As sessile organisms, plants are directly challenged by fluctuating environments that usually lead to limited growth. As all living organisms, plants require for growth the basic chemical elements on top of which appear: carbon (C), hydrogen (H), oxygen (O), and nitrogen (N). Plants are capable of acquiring C, H and O elements via photosynthesis while N availability is one of the crucial factors limiting plant yield in agriculture. Consequently, external supply of N fertilizers has been key to improve plant yield in extensive farming systems. However, two main costs arise from this practice: (i) the significant and high energetic demand of the industrial synthesis of N fertilizers, and (ii) the environmental costs of releasing N compounds into the environment resulting in e.g. water pollution, algal bloom, and eutrophication.

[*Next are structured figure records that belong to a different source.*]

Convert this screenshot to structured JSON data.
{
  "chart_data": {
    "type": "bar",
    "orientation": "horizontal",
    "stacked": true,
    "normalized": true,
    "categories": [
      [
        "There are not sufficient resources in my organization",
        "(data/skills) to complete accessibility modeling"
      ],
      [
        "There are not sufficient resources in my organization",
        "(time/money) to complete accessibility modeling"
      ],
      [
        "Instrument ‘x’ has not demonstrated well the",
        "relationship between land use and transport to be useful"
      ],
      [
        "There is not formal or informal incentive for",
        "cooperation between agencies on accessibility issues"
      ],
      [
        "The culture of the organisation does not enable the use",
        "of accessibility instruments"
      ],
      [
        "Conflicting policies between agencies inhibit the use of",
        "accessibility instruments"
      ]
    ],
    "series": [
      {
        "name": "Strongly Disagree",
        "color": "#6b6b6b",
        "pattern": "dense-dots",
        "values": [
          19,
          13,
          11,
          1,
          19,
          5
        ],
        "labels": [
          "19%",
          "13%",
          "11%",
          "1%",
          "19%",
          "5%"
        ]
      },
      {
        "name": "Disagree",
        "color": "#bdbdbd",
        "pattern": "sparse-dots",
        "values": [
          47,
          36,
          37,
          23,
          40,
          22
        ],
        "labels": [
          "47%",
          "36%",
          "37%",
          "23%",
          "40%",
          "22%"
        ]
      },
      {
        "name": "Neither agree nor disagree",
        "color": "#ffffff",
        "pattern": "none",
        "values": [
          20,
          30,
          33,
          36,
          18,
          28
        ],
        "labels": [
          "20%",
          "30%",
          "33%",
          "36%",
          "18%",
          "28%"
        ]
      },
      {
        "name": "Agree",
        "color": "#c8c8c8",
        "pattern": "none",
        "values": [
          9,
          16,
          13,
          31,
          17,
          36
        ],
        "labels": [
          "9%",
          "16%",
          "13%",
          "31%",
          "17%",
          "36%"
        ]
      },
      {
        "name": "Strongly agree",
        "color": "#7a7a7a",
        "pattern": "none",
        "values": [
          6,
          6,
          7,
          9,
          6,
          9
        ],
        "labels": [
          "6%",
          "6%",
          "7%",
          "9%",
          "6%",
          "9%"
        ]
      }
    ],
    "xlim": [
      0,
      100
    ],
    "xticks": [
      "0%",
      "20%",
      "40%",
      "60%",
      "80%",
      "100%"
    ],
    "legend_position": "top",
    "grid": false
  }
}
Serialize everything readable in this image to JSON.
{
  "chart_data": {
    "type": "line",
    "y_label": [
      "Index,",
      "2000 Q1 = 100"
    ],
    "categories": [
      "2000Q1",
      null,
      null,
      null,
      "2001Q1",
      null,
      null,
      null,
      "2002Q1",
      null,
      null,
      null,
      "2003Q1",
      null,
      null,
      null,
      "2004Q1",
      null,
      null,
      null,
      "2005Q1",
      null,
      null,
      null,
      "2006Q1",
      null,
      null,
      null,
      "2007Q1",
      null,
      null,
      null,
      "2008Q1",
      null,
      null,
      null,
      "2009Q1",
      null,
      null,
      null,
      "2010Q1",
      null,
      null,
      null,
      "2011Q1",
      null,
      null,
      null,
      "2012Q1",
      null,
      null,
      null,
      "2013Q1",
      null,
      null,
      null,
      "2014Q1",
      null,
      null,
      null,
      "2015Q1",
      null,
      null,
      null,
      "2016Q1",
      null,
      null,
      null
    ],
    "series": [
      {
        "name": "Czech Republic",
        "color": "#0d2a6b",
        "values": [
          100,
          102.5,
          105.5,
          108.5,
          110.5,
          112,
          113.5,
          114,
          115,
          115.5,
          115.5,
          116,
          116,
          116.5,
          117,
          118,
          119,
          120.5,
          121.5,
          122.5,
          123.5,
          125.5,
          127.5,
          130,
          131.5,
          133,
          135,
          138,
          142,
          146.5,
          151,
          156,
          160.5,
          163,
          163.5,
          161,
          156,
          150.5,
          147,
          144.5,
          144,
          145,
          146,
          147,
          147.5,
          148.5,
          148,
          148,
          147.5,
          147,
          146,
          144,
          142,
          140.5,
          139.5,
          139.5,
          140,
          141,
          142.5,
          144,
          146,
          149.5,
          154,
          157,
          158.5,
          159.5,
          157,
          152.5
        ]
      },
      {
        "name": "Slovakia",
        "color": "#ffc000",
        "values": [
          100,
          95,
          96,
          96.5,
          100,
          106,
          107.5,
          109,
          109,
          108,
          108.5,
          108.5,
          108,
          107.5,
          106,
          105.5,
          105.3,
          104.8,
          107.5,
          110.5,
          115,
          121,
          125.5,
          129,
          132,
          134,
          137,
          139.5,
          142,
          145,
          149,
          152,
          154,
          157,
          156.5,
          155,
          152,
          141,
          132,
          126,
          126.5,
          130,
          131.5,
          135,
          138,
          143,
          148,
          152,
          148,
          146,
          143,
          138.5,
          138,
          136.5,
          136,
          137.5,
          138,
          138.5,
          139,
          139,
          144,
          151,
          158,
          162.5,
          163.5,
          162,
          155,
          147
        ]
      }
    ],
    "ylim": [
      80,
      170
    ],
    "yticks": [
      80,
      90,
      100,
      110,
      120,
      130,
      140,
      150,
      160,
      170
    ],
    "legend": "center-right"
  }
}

To reduce the impact of agricultural fertilization on ecosystems, naturally occurring processes such as biological nitrogen fixation could be viewed as a promising and sustainable strategy for plant N supply. Indeed, a limited portion of flowering plants can symbiotically interact with nitrogen-fixing soil bacteria collectively known as rhizobia. This interaction takes place in specialized, relatively recently evolved and facultative plant organs termed as “symbiotic nodules”. In these symbiotic organs, a bacterial enzyme, the nitrogenase, is converting gaseous dinitrogen (N2) into ammonium that is provided to the host plant. As N2 accounts for approximately 78% of atmospheric gases and is recycled, this form of nitrogen represents a huge and potentially unlimited pool available to plants forming a nitrogen-fixing symbiosis. In particular, this group of plants encompasses the agronomical relevant Legume family (e.g. garden pea, common bean, soybean, chickpea, alfalfa and lentil). Soybean (Glycine max [L.] Merrill) is the most extensively cultivated legume worldwide and accounts for 8.77% of world total harvested area in 2016, ranking it fourth after wheat, maize and rice (fao.org).

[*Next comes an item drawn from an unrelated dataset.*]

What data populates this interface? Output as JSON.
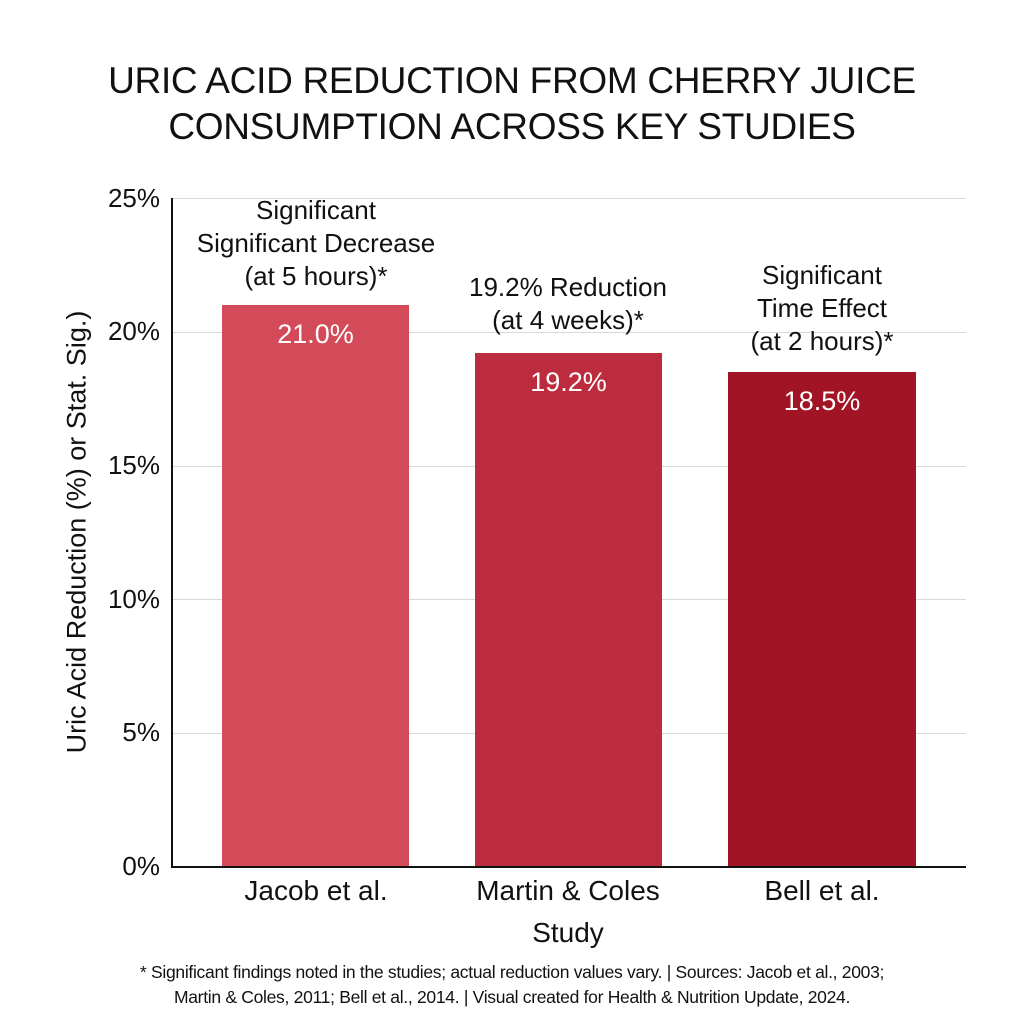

Understanding the molecular mechanisms controlling the robustness of nodule development and functioning in soybean is crucial to improve symbiotic efficiency and to alleviate environmental costs of chemical N fertilisation. Exploiting the potential of several documented examples of nodule-to-root conversion, we propose to identify plant and bacterial factors required for an efficient symbiosis and nodule maintenance. It has been shown that both the bacterial general stress response (GSR) system and the plant NBCL gene products are required for nodule maintenance. However, this has been done in two different biological systems, namely the G. max - Bradyrhizobium diazoefficiens and Medicago truncatula - Sinorhizobium meliloti models. Using the B. diazoefficiens - soybean system, we propose to decipher (i) the symbiotic roles of the three NBCL proteins in soybean, (ii) which cells are involved in nodule to root conversion in soybean nodules induced by B. diazoefficiens mutants impaired in the GSR, and (iii) the molecular determinants and mechanisms which respond to the lack of the bacterial GSR-dependant signals and subsequently lead to nodule-to-root conversion.